I read the above on a student’s multimodal Intellectual Elders project today. She then went on to describe the lengths in which her parents went to in order to be solid figures in her life: to form her faith and morals, provide support, and very carefully to help her address her dyslexia.
She summed it up that—God either gives us a family to aspire to be like or to one not be like.
Now…
I am happy for her, truly, I never want anyone to be without solid parents and a functional family.
But.
Again, I think it’s incredibly easy for people to say such matters when they have had the easy road.
I remember hearing something similar a few years ago. Someone had mentioned that we choose the mother we will have before birth in the beyond.
I found that a puzzling concept.
I mentioned to my mother who immediately retorted:
“Well, I don’t know why I would have chosen Grandma Bishop!”
Fair point, the mother abandoned her at 13 and when her children were brought back to her by my mother’s grandfather said,
“Take them out of here. I don’t want them.”
Hence her journey into foster care and pseudo-relatives who didn’t want her.
Given my mother’s trauma, I could see why I would have chosen her, especially with the wonderfully nurturing mother that she was to me, despite her life circumstances.
Now, other than that, and I don’t intend for the rest to be a ‘woe is me’—but a matter of philosophical inquiry:
Because, really…why mine ?!?!?
Why did I end up with this family with such multi-leveled dysfunction and intergenerational trauma and emotional inheritance (on both sides!) that I still continue to learn new things about each time I get together with other family members?

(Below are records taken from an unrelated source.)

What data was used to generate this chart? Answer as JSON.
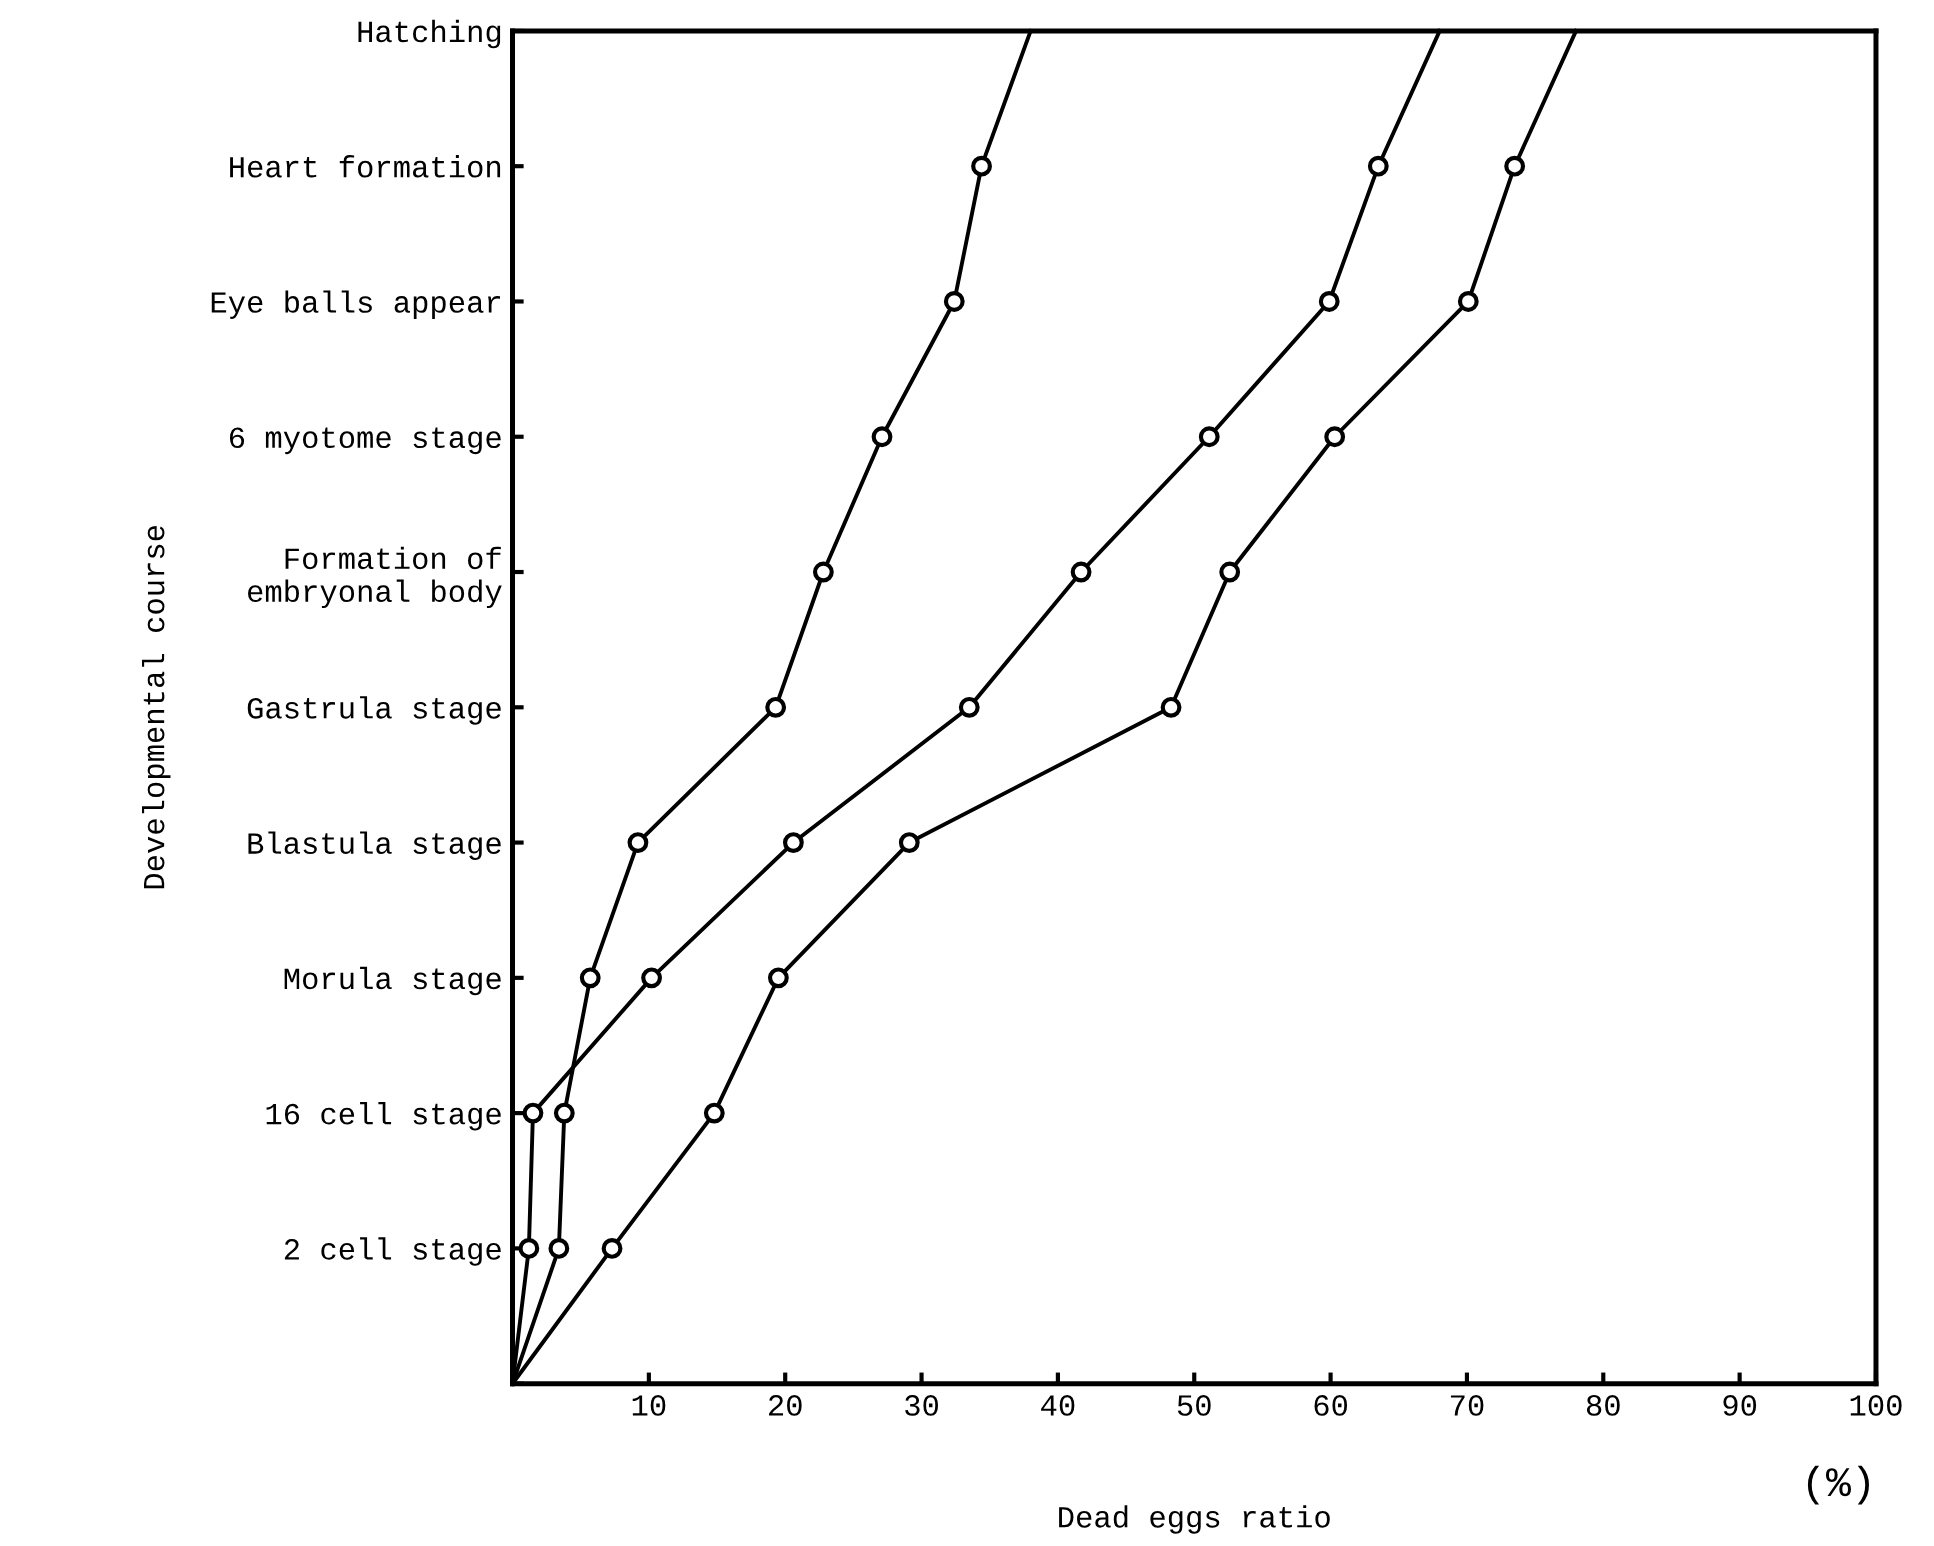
{
  "chart_data": {
    "type": "line",
    "orientation": "horizontal",
    "xlabel": "Dead eggs ratio",
    "ylabel": "Developmental course",
    "annotations": [
      "(%)"
    ],
    "xlim": [
      0,
      100
    ],
    "xticks": [
      10,
      20,
      30,
      40,
      50,
      60,
      70,
      80,
      90,
      100
    ],
    "categories": [
      "Hatching",
      "Heart formation",
      "Eye balls appear",
      "6 myotome stage",
      "Formation of\nembryonal body",
      "Gastrula stage",
      "Blastula stage",
      "Morula stage",
      "16 cell stage",
      "2 cell stage",
      null
    ],
    "grid": false,
    "legend": false,
    "marker": "circle",
    "line_style": "solid",
    "series": [
      {
        "color": "#000000",
        "values": [
          38,
          34.4,
          32.4,
          27.1,
          22.8,
          19.3,
          9.2,
          5.7,
          3.8,
          3.4,
          0
        ]
      },
      {
        "color": "#000000",
        "values": [
          68,
          63.5,
          59.9,
          51.1,
          41.7,
          33.5,
          20.6,
          10.2,
          1.5,
          1.2,
          0
        ]
      },
      {
        "color": "#000000",
        "values": [
          78,
          73.5,
          70.1,
          60.3,
          52.6,
          48.3,
          29.1,
          19.5,
          14.8,
          7.3,
          0
        ]
      }
    ]
  }
}
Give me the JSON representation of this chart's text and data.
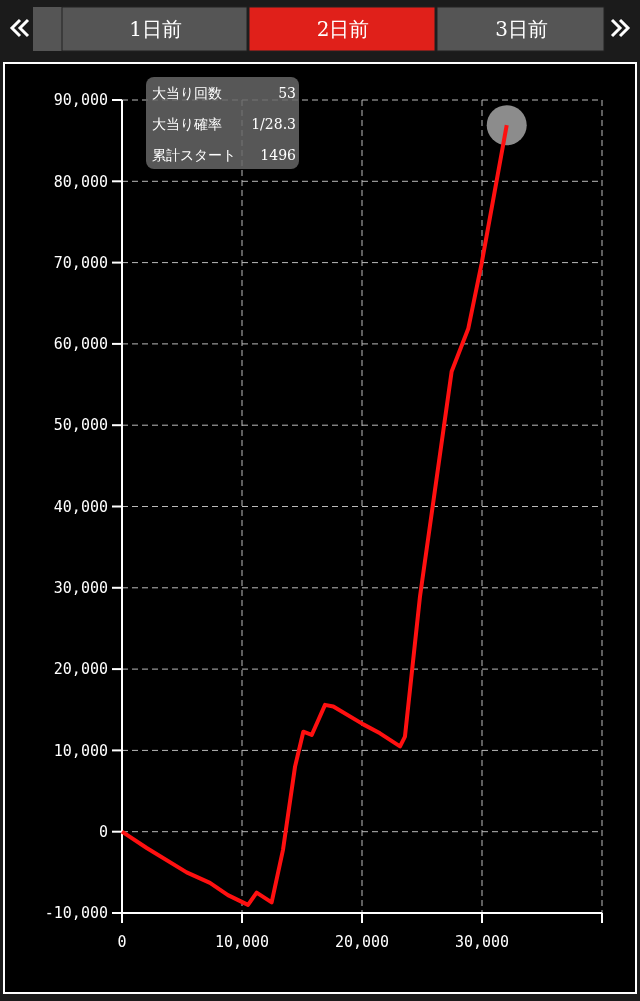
{
  "chart_data": {
    "type": "line",
    "x": [
      0,
      2060,
      5390,
      7330,
      8830,
      10500,
      11220,
      12470,
      13420,
      14420,
      15110,
      15810,
      16920,
      17610,
      20110,
      21500,
      23170,
      23580,
      24830,
      27470,
      28860,
      29970,
      32060
    ],
    "series": [
      {
        "color": "#ff1010",
        "values": [
          0,
          -2000,
          -5000,
          -6300,
          -7800,
          -9000,
          -7500,
          -8700,
          -2200,
          8000,
          12300,
          11900,
          15600,
          15400,
          13200,
          12100,
          10500,
          11700,
          28900,
          56600,
          61900,
          69900,
          86900
        ]
      }
    ],
    "xlim": [
      0,
      40000
    ],
    "xticks": [
      0,
      {
        "value": 10000,
        "label": "10,000"
      },
      {
        "value": 20000,
        "label": "20,000"
      },
      {
        "value": 30000,
        "label": "30,000"
      },
      {
        "value": 40000,
        "label": null
      }
    ],
    "ylim": [
      -10000,
      90000
    ],
    "yticks": [
      {
        "value": -10000,
        "label": "-10,000"
      },
      0,
      {
        "value": 10000,
        "label": "10,000"
      },
      {
        "value": 20000,
        "label": "20,000"
      },
      {
        "value": 30000,
        "label": "30,000"
      },
      {
        "value": 40000,
        "label": "40,000"
      },
      {
        "value": 50000,
        "label": "50,000"
      },
      {
        "value": 60000,
        "label": "60,000"
      },
      {
        "value": 70000,
        "label": "70,000"
      },
      {
        "value": 80000,
        "label": "80,000"
      },
      {
        "value": 90000,
        "label": "90,000"
      }
    ],
    "grid": true,
    "marker": "none",
    "line_style": "solid",
    "annotations": [
      "1日前",
      "2日前",
      "3日前",
      "大当り回数",
      "53",
      "大当り確率",
      "1/28.3",
      "累計スタート",
      "1496"
    ]
  }
}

What comes to mind is that ridiculous platitude:
“I know that God won’t give me more than I can handle. I just wish He didn’t trust me so much.”
True ‘dat.
I’ve written before that this whole God won’t give me more than I can handle is a load of crap to me—not because I don’t believe in God, I certainly do and strongly—but because, considering the two suicides, I can’t believe that.
I just can’t believe that.
To do so, somehow seems to dishonor the memory of my father and brother. And while I had tremendously strained relationships with the both of them, in this way, I am defensive of them.
I can’t acquiesce to that nonsense.
Similarly, I think of two of my closest friends who would have made the most amazing mothers but who had infertility issues. I can understand their frustrations with how/why mothers who don’t want their children—like Grandma Bishop—or all the others who abuse and neglect their kiddos, are still allowed to reproduce.
Life is not always fair. There is an awful lot of crap. And for some, it seems much much heavier of a shitstorm than for others.
I appreciate my students’ gratitude. It is good that she knows that she is blessed.
But there is so much that still doesn’t make sense to me about my family and why, just why, I got them.
Sometimes I think that if I had children then I could better understand why I was [meant to be] on this path because then I would be charged with the task of working to heal the intergenerational trauma for the benefit of my own children.
But, I’m not.
I do think I am meant to become a more functional and healthy person for my own right and the benefit of my friends and students.
Still—
I will be quite honest with you.
Sometimes that still comes up flimsy to me.
The only—and truly, the only-fucking-thing that I can come up with is this:
It is the very reason that I started writing this newsletter:
If there is ever anyone else who ends up a parallel journey to my own, with two members in their immediate family who have completed suicide, maybe a parent and a sibling, I want them to know this:
There is someone else out there, who survived and is working to journey through and heal through that tremendous hardship.
With suicides dramatically on the rise, and mental health concerns more of a pressing issue in this country than ever before, it is a definite possibility.
I just want that one hypothetical desperate soul (who I hope never exists) to—in a moment of utter desperation, when they go googling, to know that they are not alone.
I have to tell you—when you are feeling like you are even the freak among the suicide support group, because you have two in the immediate family and the other members of the suicide support group meeting are gaping at you—it can weigh on you.
But knowing that someone else is out there and is willing to be visible and to talk about it. And that they are still here, fighting to live a healthy life despite complex grief and trauma and PTSD—
It may be a lifeline to them.
Grief and suicide books and stories were lifelines to me.
Again, I would not wish my situation on the person I loathed the most in this world, but—
As I’ve written before, shared stories of humanity are tonics; they are balm; they are therapeutic and cathartic, they can make the difference between life and death.
I’m not being hyperbolic. I am dead serious. (Emphasis on the dead.)
Stories—if that’s all that we really are (so says elder Thomas King), which I believe wholeheartedly, then stories equal our survival.